American editor and journalist

Nilay Patel (/ˈniːlaɪ/) is an American editor and blogger who has been editor-in-chief of technology news website The Verge since 2014.

==Education==
In 2003, Patel earned a Bachelor of Arts degree in political science from the University of Chicago. In 2006, he received his Juris Doctor from the University of Wisconsin Law School.

==Career==
Patel had his first blogging job at Gapers Block, a Chicago-centric blog. He joined Engadget in 2008 and was responsible for blogging. In 2011 Patel left Engadget along with a few co-workers to start The Verge. In March 2014 he left The Verge to join sister site Vox.
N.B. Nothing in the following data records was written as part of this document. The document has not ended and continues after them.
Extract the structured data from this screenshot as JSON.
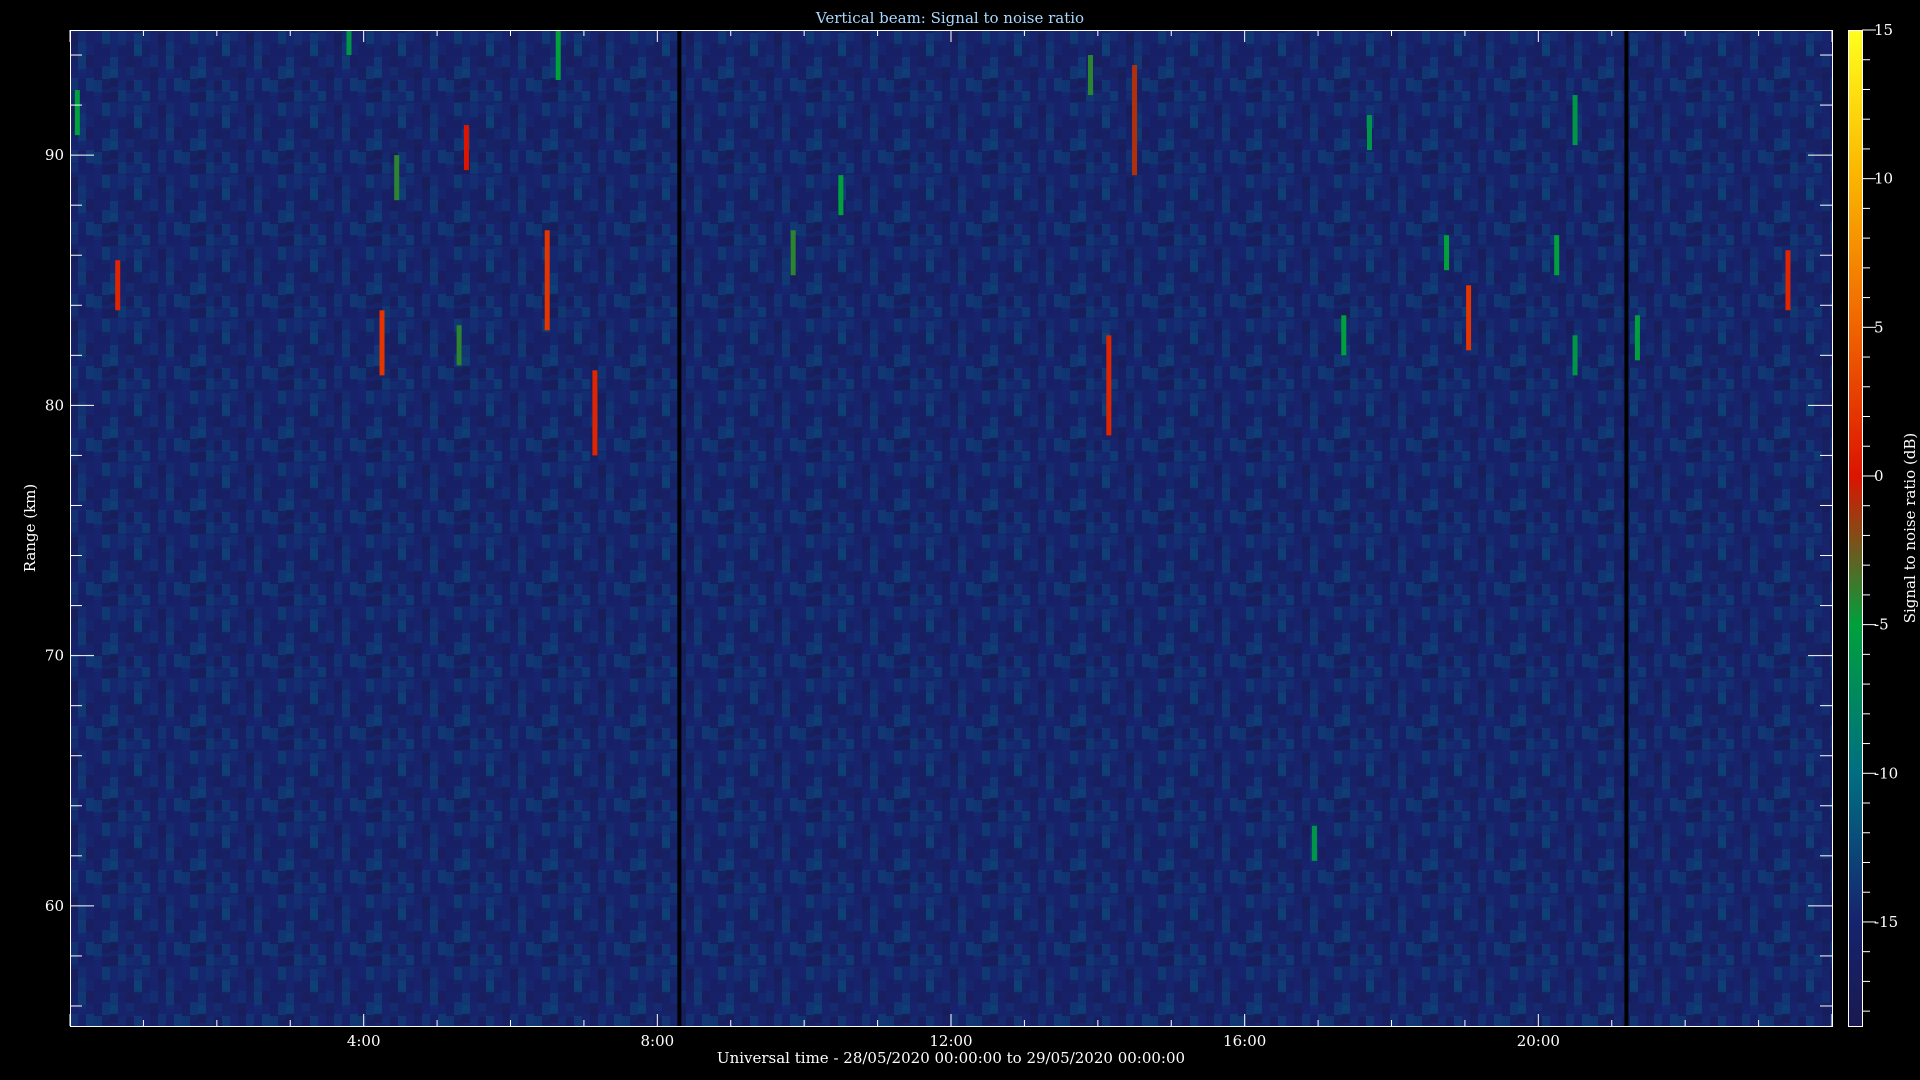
{
  "chart_data": {
    "type": "heatmap",
    "title": "Vertical beam: Signal to noise ratio",
    "xlabel": "Universal time - 28/05/2020 00:00:00 to 29/05/2020 00:00:00",
    "ylabel": "Range (km)",
    "colorbar_label": "Signal to noise ratio (dB)",
    "x_unit": "hours UT",
    "xlim": [
      0,
      24
    ],
    "ylim": [
      55.2,
      95
    ],
    "clim": [
      -18.5,
      15
    ],
    "x_tick_labels": [
      "4:00",
      "8:00",
      "12:00",
      "16:00",
      "20:00"
    ],
    "x_tick_values": [
      4,
      8,
      12,
      16,
      20
    ],
    "y_tick_labels": [
      "60",
      "70",
      "80",
      "90"
    ],
    "y_tick_values": [
      60,
      70,
      80,
      90
    ],
    "colorbar_tick_labels": [
      "-15",
      "-10",
      "-5",
      "0",
      "5",
      "10",
      "15"
    ],
    "colorbar_tick_values": [
      -15,
      -10,
      -5,
      0,
      5,
      10,
      15
    ],
    "background_level_db": -15,
    "data_gaps_hours": [
      8.3,
      21.2
    ],
    "echoes": [
      {
        "t": 0.1,
        "r0": 90.8,
        "r1": 92.6,
        "snr": -5
      },
      {
        "t": 0.65,
        "r0": 83.8,
        "r1": 85.8,
        "snr": 1
      },
      {
        "t": 3.8,
        "r0": 94.0,
        "r1": 95.0,
        "snr": -6
      },
      {
        "t": 4.25,
        "r0": 81.2,
        "r1": 83.8,
        "snr": 2
      },
      {
        "t": 4.45,
        "r0": 88.2,
        "r1": 90.0,
        "snr": -4
      },
      {
        "t": 5.3,
        "r0": 81.6,
        "r1": 83.2,
        "snr": -4
      },
      {
        "t": 5.4,
        "r0": 89.4,
        "r1": 91.2,
        "snr": 0
      },
      {
        "t": 6.5,
        "r0": 83.0,
        "r1": 87.0,
        "snr": 2
      },
      {
        "t": 6.65,
        "r0": 93.0,
        "r1": 95.0,
        "snr": -5
      },
      {
        "t": 7.15,
        "r0": 78.0,
        "r1": 81.4,
        "snr": 1
      },
      {
        "t": 9.85,
        "r0": 85.2,
        "r1": 87.0,
        "snr": -4
      },
      {
        "t": 10.5,
        "r0": 87.6,
        "r1": 89.2,
        "snr": -5
      },
      {
        "t": 13.9,
        "r0": 92.4,
        "r1": 94.0,
        "snr": -4
      },
      {
        "t": 14.15,
        "r0": 78.8,
        "r1": 82.8,
        "snr": 1
      },
      {
        "t": 14.5,
        "r0": 89.2,
        "r1": 93.6,
        "snr": -1
      },
      {
        "t": 16.95,
        "r0": 61.8,
        "r1": 63.2,
        "snr": -6
      },
      {
        "t": 17.35,
        "r0": 82.0,
        "r1": 83.6,
        "snr": -5
      },
      {
        "t": 17.7,
        "r0": 90.2,
        "r1": 91.6,
        "snr": -6
      },
      {
        "t": 18.75,
        "r0": 85.4,
        "r1": 86.8,
        "snr": -5
      },
      {
        "t": 19.05,
        "r0": 82.2,
        "r1": 84.8,
        "snr": 2
      },
      {
        "t": 20.25,
        "r0": 85.2,
        "r1": 86.8,
        "snr": -5
      },
      {
        "t": 20.5,
        "r0": 90.4,
        "r1": 92.4,
        "snr": -6
      },
      {
        "t": 20.5,
        "r0": 81.2,
        "r1": 82.8,
        "snr": -6
      },
      {
        "t": 21.35,
        "r0": 81.8,
        "r1": 83.6,
        "snr": -5
      },
      {
        "t": 23.4,
        "r0": 83.8,
        "r1": 86.2,
        "snr": 1
      }
    ]
  }
}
In July 2014 he returned to The Verge as editor-in-chief, after Joshua Topolsky left the position to work at Bloomberg.

Patel is a co-host of The Vergecast, which has won the Webby Award for best technology podcast. He also hosts Decoder, a podcast on which he interviews tech and policy leaders, launched in 2020. He makes regular appearances on The Verge's "history show meets a rewatch podcast" show, Version History.

Patel has appeared on a number of news channels, including MS NOW (formerly MSNBC), Fox News, CNN, CNN International, NPR, Sky News, NHK, G4TV, and TWiT.

Patel coined the term "Google Zero" to criticize the direction of search engines like Google Search integrating LLM tools like AI Overviews, which scrape media outlets for content and reduce click-through web traffic.